Does any reporter -- I'm not talking about the Dick Morrises or John McCormacks of the world here, I mean real reporters -- seriously think that the possibility that Joe Sestak was offered a job is a legitimate topic for criminal investigation?
They all seem to be talking about it, but I find it hard to believe anyone actually thinks there's anything scandalous here. If they do, they're awfully recent converts: they didn't act all outraged when potential political candidates were offered jobs by previous administrations, and they didn't seem to care about Sestak's allegations when he made them back in February. The fact that Joe Sestak won his primary doesn't make the job offer any more inappropriate, yet suddenly some reporters are behaving as though this is Teapot Dome.
So why the sudden flurry of interest in this story? I suspect it's a few things -- none of them legitimate reasons to obsess over something you didn't think was significant four months ago, or four years ago. First, the right-wing media is pushing this, hard. Second: There hasn't been an investigation of the Obama administration yet, and the press loves investigations. Particularly of Democrats. Third, it's become the kind of process game the media love to play: The White House is in a box. How will it get out? The fact that the box is imaginary doesn't concern them; they just like to make people squirm. Fourth, many of them have gotten it into their heads that there should be an investigation not because there was likely any illegality, but because the Obama administration has talked about having high ethical standards it promised, and because conservatives have suddenly decided to pretend that there's something unethical about offering someone a job.
That last part is dangerous. Dangerous. Investigations should not be taken so lightly.

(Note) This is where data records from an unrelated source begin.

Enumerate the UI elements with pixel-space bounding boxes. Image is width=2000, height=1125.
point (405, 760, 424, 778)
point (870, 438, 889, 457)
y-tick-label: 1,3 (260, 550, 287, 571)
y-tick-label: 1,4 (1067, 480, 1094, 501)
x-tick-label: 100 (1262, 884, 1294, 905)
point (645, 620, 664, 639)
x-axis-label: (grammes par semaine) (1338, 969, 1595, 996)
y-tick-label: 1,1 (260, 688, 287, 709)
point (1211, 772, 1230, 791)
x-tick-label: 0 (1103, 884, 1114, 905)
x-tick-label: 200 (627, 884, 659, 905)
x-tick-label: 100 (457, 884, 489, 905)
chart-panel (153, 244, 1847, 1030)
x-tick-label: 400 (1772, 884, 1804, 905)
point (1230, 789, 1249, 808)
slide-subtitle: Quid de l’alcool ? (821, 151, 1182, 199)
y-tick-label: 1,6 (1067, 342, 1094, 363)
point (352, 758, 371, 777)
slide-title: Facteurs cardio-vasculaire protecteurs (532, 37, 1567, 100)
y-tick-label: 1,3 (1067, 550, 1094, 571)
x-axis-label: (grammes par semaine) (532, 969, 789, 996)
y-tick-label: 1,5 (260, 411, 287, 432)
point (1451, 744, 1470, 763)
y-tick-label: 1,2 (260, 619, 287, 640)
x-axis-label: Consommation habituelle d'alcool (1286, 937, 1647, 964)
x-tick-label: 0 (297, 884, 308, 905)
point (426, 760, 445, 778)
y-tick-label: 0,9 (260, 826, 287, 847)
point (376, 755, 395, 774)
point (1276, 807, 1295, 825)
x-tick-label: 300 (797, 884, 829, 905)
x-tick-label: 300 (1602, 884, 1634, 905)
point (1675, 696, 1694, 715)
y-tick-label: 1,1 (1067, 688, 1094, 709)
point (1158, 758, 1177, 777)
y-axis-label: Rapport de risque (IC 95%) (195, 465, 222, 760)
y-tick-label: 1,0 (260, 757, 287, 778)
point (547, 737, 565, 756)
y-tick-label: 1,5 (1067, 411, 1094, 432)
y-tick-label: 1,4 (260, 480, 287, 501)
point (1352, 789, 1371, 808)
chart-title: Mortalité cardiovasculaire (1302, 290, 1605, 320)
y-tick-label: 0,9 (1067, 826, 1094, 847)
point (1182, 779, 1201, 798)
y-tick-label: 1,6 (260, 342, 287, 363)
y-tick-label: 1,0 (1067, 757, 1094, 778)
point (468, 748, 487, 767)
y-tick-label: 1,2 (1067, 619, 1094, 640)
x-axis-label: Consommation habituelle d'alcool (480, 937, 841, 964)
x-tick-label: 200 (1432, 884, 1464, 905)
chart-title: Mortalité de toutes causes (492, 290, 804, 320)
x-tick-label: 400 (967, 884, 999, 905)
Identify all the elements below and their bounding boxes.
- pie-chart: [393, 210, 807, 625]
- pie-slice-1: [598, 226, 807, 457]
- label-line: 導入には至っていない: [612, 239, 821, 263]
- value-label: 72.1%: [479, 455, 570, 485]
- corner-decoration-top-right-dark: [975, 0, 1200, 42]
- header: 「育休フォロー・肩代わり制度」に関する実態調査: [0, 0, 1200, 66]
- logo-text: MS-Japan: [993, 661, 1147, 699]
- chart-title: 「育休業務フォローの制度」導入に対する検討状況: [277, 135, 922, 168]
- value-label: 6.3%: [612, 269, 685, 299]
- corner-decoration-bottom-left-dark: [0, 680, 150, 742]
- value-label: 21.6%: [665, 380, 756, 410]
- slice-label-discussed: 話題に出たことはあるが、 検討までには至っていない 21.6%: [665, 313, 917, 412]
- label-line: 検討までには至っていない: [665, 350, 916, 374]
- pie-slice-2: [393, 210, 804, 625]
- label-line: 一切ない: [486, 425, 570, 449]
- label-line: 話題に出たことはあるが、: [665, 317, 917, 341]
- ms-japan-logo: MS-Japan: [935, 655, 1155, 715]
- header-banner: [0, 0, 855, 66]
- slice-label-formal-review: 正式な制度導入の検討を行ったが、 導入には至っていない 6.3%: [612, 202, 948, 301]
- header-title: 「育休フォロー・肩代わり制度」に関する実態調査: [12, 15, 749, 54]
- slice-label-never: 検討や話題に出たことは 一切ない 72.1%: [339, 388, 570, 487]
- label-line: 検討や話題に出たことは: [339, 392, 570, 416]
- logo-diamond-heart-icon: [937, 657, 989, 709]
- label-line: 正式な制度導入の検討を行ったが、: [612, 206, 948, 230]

Let's flash back to January 5, 1994, shall we? Here's the Washington Post's editorial that day:
THE ADMINISTRATION has taken the position that there's no need to name an independent counsel in the Madison Guaranty Savings & Loan case. It argues that the investigation is safely in the hands of career Justice Department attorneys, that the president and Mrs. Clinton are cooperating fully even though not directly involved and that the attorney general has no current power to appoint a fully independent counsel anyway.
We think that's wrong -- that, murky though most aspects of this case still are, it represents precisely the kind of case in which an independent counsel ought to be appointed. We say that even though -- and this should be stressed -- there has been no credible charge in this case that either the president or Mrs. Clinton did anything wrong. Nevertheless, it is in the public interest -- and in the president's as well -- to put the inquiry in independent hands.
There had been, according to the Washington Post editorial board, “no credible charge” that either Bill or Hillary Clinton had done “anything wrong.” And yet the Post demanded an independent investigation anyway. That's how, eventually, America got saddled with Ken Starr, and how years of investigation of an innocuous real estate deal morphed into a probe of the president's sex life.
That's what can happen when the media insists on an investigation not because there is evidence of real wrongdoing, but in order to prove innocence. And that, no doubt, is exactly the kind of thing many conservatives are hoping for.
If reporters sincerely believe that the Sestak allegations suggest serious wrongdoing, fine: they should argue their case. (While they're at it, they should demonstrate that they were saying the same thing three months ago, and three years ago, and three years before that -- or explain their sudden onset of outrage.) But if they're just playing a little game, or -- like the Washington Post in 1994 -- asking for an investigation despite not believing there is any “credible charge” of illegality, they should think long and hard about what they're doing.